Angka tersebut menunjukkan bahwa APBD telah dimanfaatkan secara optimal untuk memenuhi kebutuhan masyarakat Jawa Barat.
Sekretaris Daerah Provinsi Jawa Barat, Herman Suryatman, menyampaikan bahwa keuangan daerah merupakan instrumen penting dalam meningkatkan kesejahteraan masyarakat.
Minimnya Silpa pada 2025 menjadi indikator bahwa belanja APBD dilaksanakan secara efektif dan tepat sasaran.
“Artinya, dana yang dikelola benar-benar didistribusikan untuk kesejahteraan masyarakat melalui berbagai program dan kegiatan di kabupaten dan kota, dengan tetap menjunjung prinsip akuntabilitas,” ujar Herman pada Rabu (7/1/2026).
Ia menambahkan, kondisi Silpa tahun 2025 jauh lebih baik dibandingkan tahun-tahun sebelumnya yang rata-rata mencapai sekitar Rp1 triliun. Herman berharap, pemanfaatan APBD yang maksimal dapat mempercepat terwujudnya visi Jawa Barat istimewa.

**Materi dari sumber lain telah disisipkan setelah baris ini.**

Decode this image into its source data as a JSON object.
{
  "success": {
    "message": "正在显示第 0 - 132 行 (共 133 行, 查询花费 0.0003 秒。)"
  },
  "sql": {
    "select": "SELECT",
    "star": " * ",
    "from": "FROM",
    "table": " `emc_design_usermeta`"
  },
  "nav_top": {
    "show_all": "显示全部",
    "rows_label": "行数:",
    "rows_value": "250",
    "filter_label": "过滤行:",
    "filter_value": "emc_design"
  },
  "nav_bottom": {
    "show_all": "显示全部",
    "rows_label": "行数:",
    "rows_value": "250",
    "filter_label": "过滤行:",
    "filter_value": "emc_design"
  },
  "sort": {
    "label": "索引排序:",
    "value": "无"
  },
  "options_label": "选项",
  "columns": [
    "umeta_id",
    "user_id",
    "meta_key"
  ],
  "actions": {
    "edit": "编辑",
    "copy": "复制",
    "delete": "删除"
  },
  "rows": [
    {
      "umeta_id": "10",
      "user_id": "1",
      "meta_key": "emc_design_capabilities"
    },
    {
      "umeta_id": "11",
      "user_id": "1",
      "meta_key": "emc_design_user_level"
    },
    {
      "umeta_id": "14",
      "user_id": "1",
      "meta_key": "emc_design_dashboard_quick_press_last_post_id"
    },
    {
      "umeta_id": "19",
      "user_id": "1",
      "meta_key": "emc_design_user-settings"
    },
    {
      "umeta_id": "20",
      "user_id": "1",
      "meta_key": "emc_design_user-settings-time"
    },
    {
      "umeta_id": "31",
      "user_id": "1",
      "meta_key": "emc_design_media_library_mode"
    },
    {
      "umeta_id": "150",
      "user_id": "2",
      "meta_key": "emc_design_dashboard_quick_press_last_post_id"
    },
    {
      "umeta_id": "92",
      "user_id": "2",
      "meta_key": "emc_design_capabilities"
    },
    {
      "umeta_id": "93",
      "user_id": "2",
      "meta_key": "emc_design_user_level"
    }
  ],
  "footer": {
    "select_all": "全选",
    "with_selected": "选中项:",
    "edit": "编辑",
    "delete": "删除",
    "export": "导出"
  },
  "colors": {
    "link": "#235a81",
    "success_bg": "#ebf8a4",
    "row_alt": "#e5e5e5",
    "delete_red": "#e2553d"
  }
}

Meski demikian, masih terdapat belanja pembangunan tahun 2025 yang belum terbayarkan dengan nilai mencapai Rp621 miliar.
Menanggapi hal tersebut, Gubernur Jawa Barat Dedi Mulyadi memastikan bahwa kekurangan pembayaran tersebut akan diselesaikan pada tahun 2026.
Pada Januari 2026, Pemerintah Daerah Provinsi Jawa Barat diproyeksikan menerima pemasukan sebesar Rp2 triliun ke kas daerah.
Dana tersebut akan digunakan untuk belanja gaji, tunjangan penghasilan pegawai, dan kebutuhan lainnya, sehingga masih tersisa sekitar Rp800 miliar yang dapat dialokasikan untuk membayar belanja pembangunan yang tertunda.
Menurut Dedi Mulyadi, yang akrab disapa KDM, tertundanya pembayaran belanja pembangunan disebabkan oleh berkurangnya dana bagi hasil dari pemerintah pusat pada 2025.
“Dana bagi hasil dari pemerintah pusat tidak disalurkan hampir Rp400 miliar. Seandainya dana tersebut diterima, tidak akan ada potensi penundaan pembayaran,” ujarnya.